The logic works like this: a truthful person feels more stress on the comparison questions, because they know they’re probably being a little dishonest there, while telling the truth on the relevant ones. A deceptive person shows stronger reactions to the relevant questions, because those are the ones that actually threaten them. You’re looking at the relative difference in response between these question types, not the absolute readings.
Space questions about 15 to 20 seconds apart. This gives the physiological response time to rise and fall back toward baseline before the next question. Rushing through questions makes the data unreadable because responses overlap.
Adding a Pulse Sensor
If you want a second channel, a clip-on pulse sensor module reads heart rate through the fingertip or earlobe. Wire it to a second analog pin on the Arduino and read it alongside your GSR data. Emotional stress, anger, and anxiety all cause measurable heart rate variations. You’re looking for a bump of several beats per minute above the baseline in the seconds after a relevant question.
That said, heart rate is the easiest channel for someone to manipulate. A subject can slow their breathing or tense muscles to influence cardiovascular readings. Professional polygraph research has found that cardiovascular measures show the strongest effects from countermeasures, meaning they’re the least reliable channel if someone is actively trying to beat the test.
Why Accuracy Is Limited
Even professional polygraphs have significant accuracy limitations. A comprehensive meta-analysis of comparison question polygraph tests found a moderate overall effect size of 0.69, which means the test performs meaningfully better than random guessing but falls well short of certainty. It outperforms human intuition at detecting deception, but that’s a low bar since people are generally poor at spotting lies.

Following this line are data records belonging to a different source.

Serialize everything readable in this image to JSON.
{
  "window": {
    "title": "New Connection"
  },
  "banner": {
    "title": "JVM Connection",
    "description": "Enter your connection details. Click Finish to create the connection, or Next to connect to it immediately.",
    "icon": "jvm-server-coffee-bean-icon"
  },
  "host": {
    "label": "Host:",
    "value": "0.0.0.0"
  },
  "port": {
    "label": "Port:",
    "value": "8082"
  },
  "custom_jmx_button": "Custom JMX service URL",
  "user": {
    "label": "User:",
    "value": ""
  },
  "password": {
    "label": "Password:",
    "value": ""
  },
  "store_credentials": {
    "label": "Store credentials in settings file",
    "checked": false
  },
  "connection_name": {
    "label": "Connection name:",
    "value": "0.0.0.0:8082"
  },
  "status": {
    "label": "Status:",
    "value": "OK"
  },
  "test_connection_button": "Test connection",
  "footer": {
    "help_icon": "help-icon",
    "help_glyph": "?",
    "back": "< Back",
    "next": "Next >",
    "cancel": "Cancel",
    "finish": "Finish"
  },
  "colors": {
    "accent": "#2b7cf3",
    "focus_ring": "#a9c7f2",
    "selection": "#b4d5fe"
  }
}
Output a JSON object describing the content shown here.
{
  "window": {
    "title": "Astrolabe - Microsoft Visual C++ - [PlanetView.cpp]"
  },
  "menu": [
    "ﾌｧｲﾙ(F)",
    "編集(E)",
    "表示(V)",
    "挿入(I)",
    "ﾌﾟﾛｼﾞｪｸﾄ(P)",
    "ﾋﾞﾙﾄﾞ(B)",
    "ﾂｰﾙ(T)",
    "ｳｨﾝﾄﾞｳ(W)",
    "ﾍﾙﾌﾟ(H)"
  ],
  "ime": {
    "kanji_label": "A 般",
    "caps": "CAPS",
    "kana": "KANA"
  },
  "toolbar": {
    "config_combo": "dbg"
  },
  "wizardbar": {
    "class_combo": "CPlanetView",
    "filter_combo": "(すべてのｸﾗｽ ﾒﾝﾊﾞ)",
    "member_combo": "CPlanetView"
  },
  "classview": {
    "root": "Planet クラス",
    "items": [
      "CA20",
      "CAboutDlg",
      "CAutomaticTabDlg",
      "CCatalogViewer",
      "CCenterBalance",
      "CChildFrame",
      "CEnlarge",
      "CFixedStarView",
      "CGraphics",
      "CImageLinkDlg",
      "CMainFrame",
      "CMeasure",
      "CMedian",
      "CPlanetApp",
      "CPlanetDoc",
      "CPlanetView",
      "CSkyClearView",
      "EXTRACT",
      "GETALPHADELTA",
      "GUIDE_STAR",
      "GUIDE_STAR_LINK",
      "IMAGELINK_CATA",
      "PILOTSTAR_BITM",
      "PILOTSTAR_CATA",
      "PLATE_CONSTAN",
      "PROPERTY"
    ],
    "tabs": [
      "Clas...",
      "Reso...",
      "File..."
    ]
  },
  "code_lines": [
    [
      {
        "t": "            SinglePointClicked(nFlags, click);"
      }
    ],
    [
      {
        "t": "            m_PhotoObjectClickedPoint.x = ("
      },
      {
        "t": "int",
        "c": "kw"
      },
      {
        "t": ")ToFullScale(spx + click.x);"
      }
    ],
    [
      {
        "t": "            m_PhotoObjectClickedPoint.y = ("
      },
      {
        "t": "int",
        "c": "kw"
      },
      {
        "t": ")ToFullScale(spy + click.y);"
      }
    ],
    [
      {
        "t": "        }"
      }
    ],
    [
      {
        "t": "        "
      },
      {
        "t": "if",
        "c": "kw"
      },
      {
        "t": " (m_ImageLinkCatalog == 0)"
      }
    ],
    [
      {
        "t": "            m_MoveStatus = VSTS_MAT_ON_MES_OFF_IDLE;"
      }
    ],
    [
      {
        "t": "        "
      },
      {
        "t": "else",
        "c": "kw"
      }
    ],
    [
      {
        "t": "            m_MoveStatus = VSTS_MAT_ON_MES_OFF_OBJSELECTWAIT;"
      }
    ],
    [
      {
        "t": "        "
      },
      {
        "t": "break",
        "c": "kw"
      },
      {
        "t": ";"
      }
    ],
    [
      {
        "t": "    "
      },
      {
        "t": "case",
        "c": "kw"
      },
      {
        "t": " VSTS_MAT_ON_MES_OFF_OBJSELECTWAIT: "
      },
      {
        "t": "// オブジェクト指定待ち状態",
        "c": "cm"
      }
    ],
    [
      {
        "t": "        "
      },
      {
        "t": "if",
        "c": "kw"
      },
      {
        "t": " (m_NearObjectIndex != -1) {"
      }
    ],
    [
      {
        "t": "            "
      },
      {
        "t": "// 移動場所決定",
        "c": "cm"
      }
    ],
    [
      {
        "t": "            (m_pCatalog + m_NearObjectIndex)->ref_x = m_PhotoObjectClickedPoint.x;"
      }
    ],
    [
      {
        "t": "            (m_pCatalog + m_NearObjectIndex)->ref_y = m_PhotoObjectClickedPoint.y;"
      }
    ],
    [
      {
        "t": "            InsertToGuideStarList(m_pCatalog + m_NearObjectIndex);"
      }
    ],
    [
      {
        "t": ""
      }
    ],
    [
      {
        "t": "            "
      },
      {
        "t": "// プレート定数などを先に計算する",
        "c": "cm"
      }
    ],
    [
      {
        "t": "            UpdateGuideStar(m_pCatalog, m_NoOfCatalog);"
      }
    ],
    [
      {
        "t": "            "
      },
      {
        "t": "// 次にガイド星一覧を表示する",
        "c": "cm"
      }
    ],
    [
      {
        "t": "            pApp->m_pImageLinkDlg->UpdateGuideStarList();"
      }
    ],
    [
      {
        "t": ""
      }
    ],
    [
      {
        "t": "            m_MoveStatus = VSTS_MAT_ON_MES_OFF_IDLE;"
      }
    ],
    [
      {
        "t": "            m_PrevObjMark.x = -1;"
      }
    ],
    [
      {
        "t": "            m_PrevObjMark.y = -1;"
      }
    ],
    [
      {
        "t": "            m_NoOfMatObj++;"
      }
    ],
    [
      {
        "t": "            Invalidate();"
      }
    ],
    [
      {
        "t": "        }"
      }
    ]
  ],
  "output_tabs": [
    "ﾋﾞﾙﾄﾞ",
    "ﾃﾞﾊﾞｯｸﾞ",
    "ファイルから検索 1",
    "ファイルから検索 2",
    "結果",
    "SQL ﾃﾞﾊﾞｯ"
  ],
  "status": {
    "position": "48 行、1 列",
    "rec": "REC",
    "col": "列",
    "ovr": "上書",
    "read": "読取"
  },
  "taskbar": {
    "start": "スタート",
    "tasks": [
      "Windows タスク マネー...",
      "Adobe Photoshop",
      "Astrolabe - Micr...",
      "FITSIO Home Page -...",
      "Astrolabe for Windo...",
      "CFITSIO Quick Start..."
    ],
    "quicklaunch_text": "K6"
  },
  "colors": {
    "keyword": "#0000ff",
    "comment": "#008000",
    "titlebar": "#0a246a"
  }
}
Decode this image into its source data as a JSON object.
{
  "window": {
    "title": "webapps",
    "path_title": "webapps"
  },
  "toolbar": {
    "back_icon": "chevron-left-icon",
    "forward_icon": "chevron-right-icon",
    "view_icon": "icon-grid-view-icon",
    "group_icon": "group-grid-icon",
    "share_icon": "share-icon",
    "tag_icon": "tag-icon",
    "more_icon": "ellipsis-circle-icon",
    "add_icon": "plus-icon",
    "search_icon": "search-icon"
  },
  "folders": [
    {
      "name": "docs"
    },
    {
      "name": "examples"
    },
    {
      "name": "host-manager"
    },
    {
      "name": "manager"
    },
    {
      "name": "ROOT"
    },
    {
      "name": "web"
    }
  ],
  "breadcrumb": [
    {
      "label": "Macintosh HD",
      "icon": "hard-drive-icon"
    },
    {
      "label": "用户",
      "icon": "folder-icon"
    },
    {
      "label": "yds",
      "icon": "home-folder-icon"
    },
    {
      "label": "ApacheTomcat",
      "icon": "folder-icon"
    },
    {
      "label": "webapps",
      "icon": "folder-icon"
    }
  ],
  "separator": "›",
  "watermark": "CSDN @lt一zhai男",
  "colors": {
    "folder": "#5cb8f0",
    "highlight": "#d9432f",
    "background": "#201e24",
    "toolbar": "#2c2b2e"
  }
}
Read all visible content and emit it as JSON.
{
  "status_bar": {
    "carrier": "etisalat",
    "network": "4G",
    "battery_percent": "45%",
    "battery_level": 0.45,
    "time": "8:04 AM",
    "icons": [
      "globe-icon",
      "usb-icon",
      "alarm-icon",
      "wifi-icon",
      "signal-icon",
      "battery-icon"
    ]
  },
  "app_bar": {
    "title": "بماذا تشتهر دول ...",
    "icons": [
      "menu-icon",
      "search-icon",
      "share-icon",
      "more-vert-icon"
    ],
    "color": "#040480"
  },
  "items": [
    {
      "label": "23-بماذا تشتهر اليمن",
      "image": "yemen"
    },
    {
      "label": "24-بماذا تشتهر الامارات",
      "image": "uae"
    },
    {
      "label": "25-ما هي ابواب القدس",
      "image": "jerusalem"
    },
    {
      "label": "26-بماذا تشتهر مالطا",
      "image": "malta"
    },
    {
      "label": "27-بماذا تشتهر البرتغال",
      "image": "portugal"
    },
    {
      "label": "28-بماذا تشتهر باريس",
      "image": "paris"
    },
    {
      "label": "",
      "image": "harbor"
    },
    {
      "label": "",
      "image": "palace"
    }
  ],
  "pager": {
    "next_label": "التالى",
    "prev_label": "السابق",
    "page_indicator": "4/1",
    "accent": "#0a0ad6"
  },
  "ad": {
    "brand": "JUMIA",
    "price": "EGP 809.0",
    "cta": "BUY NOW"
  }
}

Simple countermeasures can defeat the test. A study with 120 participants found that both physical countermeasures (biting the tongue or pressing toes to the floor during control questions) and mental countermeasures (counting backward by 7) each allowed roughly 50% of guilty subjects to beat the polygraph. These techniques were difficult to detect either through the instruments or by observation.
Your DIY version, measuring only one or two channels instead of the three or more used professionally, will be less accurate still. It works well as a science project, a party trick, or a way to learn about psychophysiology. It is not a reliable way to determine whether someone is actually lying.
Legal Restrictions to Know About
In the United States, the Employee Polygraph Protection Act prohibits most private employers from using lie detector tests for pre-employment screening or during employment. Employers cannot require, request, or even suggest that an employee or applicant take one. They also cannot use the results to make hiring or disciplinary decisions. Exceptions exist for security firms, pharmaceutical companies, and specific investigations involving theft or economic loss, but even those are subject to strict rules including licensed examiners and limits on how results can be disclosed.
Using your homemade device on friends or family for fun is fine. Using it in any context where results could affect someone’s job, legal standing, or reputation crosses into territory with real legal and ethical consequences.